On this date In 1789,
Benjamin Franklin wrote in a letter to a friend: “In this world nothing can be said to be certain, except death and taxes.”
In 1956,
the Supreme Court struck down laws calling for racial segregation on public buses.
In 1969,
speaking in Des Moines, Iowa, Vice President Spiro T. Agnew accused network TV news departments of bias and distortion, and urged viewers to lodge complaints.
In 1974,
Karen Silkwood, a 28-yearold technician and union activist at the Kerr-McGee Cimarron plutonium plant near Crescent, Okla., died in a car crash while on her way to meet a reporter.
In 1982,
the Vietnam Veterans Memorial was dedicated on the National Mall in Washington, D.C.
In 2000,
lawyers for George W. Bush failed to win a court order barring manual recounts of ballots in Florida.
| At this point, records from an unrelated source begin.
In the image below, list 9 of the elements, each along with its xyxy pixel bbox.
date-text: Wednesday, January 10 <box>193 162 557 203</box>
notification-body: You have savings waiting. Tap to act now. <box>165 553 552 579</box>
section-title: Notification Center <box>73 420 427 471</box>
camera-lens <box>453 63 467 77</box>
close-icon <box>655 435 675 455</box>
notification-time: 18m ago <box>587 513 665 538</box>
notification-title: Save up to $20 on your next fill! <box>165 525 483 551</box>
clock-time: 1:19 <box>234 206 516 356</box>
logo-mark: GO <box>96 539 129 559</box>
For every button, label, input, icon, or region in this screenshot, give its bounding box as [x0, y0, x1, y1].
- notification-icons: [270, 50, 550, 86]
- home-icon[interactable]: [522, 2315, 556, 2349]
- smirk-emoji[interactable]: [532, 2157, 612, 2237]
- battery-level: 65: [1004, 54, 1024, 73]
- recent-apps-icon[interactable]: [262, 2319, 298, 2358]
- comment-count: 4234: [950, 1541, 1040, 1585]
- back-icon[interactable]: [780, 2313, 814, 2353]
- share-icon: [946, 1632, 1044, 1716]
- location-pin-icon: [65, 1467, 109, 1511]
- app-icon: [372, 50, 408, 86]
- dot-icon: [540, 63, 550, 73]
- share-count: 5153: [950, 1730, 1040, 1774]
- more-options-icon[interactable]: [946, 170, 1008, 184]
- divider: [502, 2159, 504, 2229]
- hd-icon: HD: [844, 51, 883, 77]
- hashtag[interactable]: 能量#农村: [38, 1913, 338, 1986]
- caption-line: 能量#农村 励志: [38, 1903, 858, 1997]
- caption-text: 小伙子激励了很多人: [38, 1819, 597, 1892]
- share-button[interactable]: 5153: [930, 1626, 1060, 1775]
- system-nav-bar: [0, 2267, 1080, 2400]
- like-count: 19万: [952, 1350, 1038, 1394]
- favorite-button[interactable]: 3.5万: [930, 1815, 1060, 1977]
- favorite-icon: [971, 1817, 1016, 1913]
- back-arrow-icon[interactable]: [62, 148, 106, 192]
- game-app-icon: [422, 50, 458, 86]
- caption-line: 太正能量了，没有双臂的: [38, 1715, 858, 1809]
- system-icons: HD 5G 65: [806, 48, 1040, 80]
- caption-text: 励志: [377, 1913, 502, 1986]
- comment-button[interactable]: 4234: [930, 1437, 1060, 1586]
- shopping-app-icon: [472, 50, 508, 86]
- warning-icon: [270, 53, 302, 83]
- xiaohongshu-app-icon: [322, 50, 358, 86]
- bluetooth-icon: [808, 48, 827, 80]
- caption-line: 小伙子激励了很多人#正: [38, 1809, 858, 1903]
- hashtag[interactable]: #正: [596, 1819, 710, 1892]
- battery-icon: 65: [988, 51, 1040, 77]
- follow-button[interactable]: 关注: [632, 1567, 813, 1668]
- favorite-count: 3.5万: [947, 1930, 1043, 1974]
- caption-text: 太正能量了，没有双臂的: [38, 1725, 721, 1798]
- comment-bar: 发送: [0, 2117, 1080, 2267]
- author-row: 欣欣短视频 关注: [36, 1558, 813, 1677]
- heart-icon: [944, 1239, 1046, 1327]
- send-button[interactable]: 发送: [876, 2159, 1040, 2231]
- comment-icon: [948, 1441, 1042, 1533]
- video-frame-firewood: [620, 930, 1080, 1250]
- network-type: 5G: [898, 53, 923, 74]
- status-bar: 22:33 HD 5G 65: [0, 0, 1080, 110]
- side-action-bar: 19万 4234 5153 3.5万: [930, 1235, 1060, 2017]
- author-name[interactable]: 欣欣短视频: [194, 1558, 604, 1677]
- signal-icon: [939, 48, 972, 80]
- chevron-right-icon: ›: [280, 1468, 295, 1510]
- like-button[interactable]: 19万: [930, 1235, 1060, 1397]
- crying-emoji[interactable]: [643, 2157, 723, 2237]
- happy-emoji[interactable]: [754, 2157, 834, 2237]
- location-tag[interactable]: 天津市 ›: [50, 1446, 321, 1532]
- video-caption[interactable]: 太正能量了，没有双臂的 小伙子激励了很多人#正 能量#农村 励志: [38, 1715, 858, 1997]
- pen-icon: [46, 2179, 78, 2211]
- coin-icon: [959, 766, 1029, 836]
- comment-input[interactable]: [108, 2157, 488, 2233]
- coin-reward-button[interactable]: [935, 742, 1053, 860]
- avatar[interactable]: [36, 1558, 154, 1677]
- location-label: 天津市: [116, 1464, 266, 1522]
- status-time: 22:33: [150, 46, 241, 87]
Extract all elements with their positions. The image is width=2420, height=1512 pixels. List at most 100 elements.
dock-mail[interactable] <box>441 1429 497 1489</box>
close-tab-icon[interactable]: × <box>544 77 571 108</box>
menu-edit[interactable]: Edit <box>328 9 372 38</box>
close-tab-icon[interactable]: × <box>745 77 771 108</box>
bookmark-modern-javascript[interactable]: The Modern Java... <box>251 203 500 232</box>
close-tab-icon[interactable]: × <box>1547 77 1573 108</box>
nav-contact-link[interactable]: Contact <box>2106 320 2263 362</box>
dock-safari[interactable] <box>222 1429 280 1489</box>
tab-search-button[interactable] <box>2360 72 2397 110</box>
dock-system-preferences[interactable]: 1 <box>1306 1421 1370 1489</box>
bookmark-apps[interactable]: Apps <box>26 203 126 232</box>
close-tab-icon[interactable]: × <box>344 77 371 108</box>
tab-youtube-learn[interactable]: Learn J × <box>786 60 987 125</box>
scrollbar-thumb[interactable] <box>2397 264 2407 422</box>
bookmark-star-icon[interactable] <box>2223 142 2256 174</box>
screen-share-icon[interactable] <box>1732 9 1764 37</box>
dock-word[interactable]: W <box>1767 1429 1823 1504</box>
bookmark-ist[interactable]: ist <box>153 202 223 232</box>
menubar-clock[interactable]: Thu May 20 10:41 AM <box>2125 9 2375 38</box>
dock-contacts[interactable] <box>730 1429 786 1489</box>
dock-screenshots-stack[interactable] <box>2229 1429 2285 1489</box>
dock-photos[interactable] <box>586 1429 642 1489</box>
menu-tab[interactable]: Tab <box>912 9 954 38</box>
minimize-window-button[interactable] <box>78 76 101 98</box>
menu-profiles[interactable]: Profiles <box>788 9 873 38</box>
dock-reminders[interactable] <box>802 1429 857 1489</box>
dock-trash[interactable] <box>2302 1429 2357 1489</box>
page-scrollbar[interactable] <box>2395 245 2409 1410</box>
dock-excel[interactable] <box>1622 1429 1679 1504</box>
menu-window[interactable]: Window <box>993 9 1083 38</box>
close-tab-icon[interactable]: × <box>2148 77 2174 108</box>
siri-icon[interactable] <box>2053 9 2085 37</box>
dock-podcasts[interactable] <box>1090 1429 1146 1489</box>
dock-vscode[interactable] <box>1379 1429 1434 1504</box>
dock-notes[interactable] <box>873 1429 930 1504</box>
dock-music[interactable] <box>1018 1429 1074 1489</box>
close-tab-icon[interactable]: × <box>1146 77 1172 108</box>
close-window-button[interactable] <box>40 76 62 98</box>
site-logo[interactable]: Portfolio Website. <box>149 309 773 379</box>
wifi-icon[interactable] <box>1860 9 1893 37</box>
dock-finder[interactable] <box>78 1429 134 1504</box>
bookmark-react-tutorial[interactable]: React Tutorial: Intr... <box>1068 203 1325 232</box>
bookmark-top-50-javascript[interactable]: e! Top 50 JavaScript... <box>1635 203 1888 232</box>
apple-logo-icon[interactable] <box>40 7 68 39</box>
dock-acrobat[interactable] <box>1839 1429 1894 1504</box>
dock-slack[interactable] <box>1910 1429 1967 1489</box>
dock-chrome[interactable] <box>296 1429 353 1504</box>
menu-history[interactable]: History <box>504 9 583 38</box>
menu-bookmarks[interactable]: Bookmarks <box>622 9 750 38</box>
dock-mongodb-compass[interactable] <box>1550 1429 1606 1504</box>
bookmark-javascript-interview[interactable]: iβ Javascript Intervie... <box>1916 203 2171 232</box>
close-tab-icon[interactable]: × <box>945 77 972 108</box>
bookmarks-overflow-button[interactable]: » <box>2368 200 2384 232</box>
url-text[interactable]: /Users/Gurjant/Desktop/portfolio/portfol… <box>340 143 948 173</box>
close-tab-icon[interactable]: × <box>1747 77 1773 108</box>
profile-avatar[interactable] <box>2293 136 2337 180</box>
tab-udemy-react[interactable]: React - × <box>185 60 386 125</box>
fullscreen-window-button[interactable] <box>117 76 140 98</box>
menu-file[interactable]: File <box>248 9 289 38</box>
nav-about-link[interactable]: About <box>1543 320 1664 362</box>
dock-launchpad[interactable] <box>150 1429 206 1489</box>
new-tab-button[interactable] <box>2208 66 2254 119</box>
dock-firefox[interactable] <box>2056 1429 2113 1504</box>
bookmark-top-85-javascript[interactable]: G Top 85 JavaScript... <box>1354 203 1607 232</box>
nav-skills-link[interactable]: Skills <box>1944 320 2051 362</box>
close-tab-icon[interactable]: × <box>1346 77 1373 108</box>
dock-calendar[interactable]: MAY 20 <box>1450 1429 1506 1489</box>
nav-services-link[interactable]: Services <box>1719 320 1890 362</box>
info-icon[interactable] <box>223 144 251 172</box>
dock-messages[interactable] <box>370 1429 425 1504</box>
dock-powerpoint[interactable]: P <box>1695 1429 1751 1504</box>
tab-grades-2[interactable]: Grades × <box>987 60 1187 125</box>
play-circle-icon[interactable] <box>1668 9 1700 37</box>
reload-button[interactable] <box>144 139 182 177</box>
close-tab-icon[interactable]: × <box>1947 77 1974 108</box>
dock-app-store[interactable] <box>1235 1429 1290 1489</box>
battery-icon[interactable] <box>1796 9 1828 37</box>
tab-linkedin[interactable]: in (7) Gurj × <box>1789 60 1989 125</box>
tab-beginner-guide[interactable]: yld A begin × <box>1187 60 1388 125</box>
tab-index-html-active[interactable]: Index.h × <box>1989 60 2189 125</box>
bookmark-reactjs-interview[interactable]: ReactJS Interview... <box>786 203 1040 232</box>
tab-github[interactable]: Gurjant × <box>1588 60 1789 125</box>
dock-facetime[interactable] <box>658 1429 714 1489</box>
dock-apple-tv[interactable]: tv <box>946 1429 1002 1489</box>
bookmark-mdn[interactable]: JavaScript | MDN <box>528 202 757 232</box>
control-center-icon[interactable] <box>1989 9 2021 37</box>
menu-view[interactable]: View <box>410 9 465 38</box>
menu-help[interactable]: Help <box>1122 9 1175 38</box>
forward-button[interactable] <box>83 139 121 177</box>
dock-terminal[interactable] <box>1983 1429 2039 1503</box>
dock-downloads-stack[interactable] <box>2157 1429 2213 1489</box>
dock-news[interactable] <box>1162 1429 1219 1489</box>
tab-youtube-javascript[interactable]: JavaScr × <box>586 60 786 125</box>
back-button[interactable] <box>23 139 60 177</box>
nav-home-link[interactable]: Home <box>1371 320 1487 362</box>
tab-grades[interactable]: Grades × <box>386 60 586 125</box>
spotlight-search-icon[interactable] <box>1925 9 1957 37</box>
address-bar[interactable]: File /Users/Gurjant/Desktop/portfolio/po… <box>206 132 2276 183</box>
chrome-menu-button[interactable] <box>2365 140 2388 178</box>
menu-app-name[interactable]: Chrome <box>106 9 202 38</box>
Florida Secretary of State Katherine Harris announced she would end the recounting at 5 p.m. Eastern time the next day — prompting an immediate appeal by lawyers for Al Gore.
In 2015,
Islamic State militants carried out a set of coordinated attacks in Paris on the national stadium, restaurants and streets, and a crowded concert hall, killing 130 people in the worst attack on French soil since World War II.
Ten years ago:
A wind-driven fire erupted in Southern California, destroying more than 200 homes in Santa Barbara and Montecito.
Five years ago:
The Obama administration revealed that just 26,794 people had enrolled for health insurance during the first month of operations for the federal “Obamacare” website.
One year ago:
A second woman accused Alabama Republican Senate candidate Roy Moore of sexually assaulting her as a teen in the late 1970s; he called the charge “absolutely false.” (Moore lost the special election to Democrat Doug Jones.)